Il suo nome scientifico è Pollicipes polymerus. Sembra un incantesimo di Harry Potter, ma così non è, nonostante il suono misterioso che, in verità, si ripete in molti nomi scientifici di animali e piante. I non addetti ai lavori faranno fatica a riconoscere un crostaceo negli organismi ritratti in questa foto, scattata nelle fredde acque del Pacifico settentrionale che bagnano le coste della British Columbia, e che devo nuovamente alla cortesia di David Salvatori, lo stesso autore dell’immagine di cormorano apparsa in un precedente articolo che potete leggere QUI.

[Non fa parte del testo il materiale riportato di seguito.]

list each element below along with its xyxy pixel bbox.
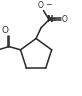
Text: N: N [46,15,52,24]
Text: O: O [37,1,43,10]
Text: −: − [45,0,51,9]
Text: O: O [62,15,67,24]
Text: O: O [2,26,9,35]
Text: ±: ± [52,17,57,22]
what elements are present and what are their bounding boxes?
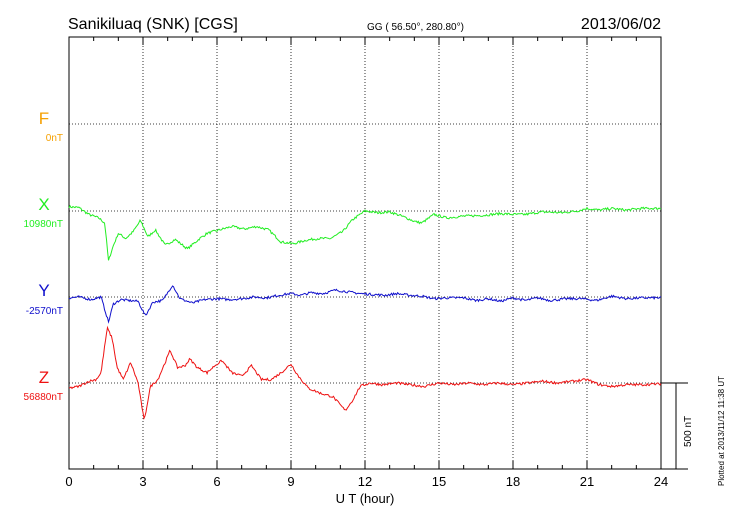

Il mancato riconoscimento è più che giustificato perché i cirripedi – l’infraclasse di crostacei a cui appartiene questa specie – rivelano la propria appartenenza a questi ultimi soltanto se si studiano gli stadi larvali. Una volta adulti i cirripedi, che sulle nostre coste sono conosciuti principalmente sotto forma di balani o denti di cane, perdono qualunque somiglianza con granchi, aragoste e loro simili e possono assumere forme insolite per un crostaceo, come quelle del Pollicipes di cui ci stiamo occupando.
Conosciuto localmente come Gooseneck barnacle (traducibile letteralmente come “cirripede collo d’oca”), il Pollicipes polymerus alias “Pp” è costituito da due parti: un robusto peduncolo, lungo fino a 15 cm, con cui resta aggrappato alle rocce, e una parte terminale più cospicua, detto “capitulum” che misura fino a 5 cm ed è rivestita esternamente da bianche placche calcaree destinate a proteggere gli organi principali dell’animale.
Così strutturato, il nostro strano crostaceo vive abitualmente nella fascia di marea, pur potendosi ritrovare fino a 30 metri di profondità. In questa zona difficile, dove periodicamente viene ricoperto dal mare o lasciato all’asciutto e corre il rischio di essere divelto durante le grandi mareggiate, il nostro “Pp” vive fino a vent’anni formando fitti popolamenti che tendono a concentrarsi in corrispondenza di canali rocciosi e spaccature dove il Pollicipes può utilizzare i suoi arti piumati per filtrare detriti e plancton trasportati dall’acqua che ritorna nell’oceano.
La foto scattata da David ha un’altra particolarità: la tinta di questi cirripedi. L’indimenticabile Enzo Jannacci l’avrebbe descritta “bianca e rossa che pareva il tricolore (cfr. “El purtava i scarp de tennis”) e, infatti, così è.
Ma c’è di più. I “Pp” in condizioni normali hanno una tinta scura, quasi nerastra, dovuta a particolari pigmenti che hanno il compito di proteggere i tessuti dell’animale dai raggi solari, praticamente sono crostacei abbronzati.
Quelli che vedete, invece, appartengono alla varietà Nakwakto, così chiamata perché tipica dell’omonimo tratto di costa lungo lo stretto di Slingsby. In questa zona i “Pp” tendono a concentrarsi in zone scarsamente illuminate dal sole e quindi perdono l’abbronzatura, mettendo in mostra il rosso dovuto all’emoglobina contenuta nel loro sangue.
La morale? La Natura è sempre misteriosa finché non scopriamo il perché, ma il bello è che il mistero risolto non rende meno affascinante il mondo che ci circonda.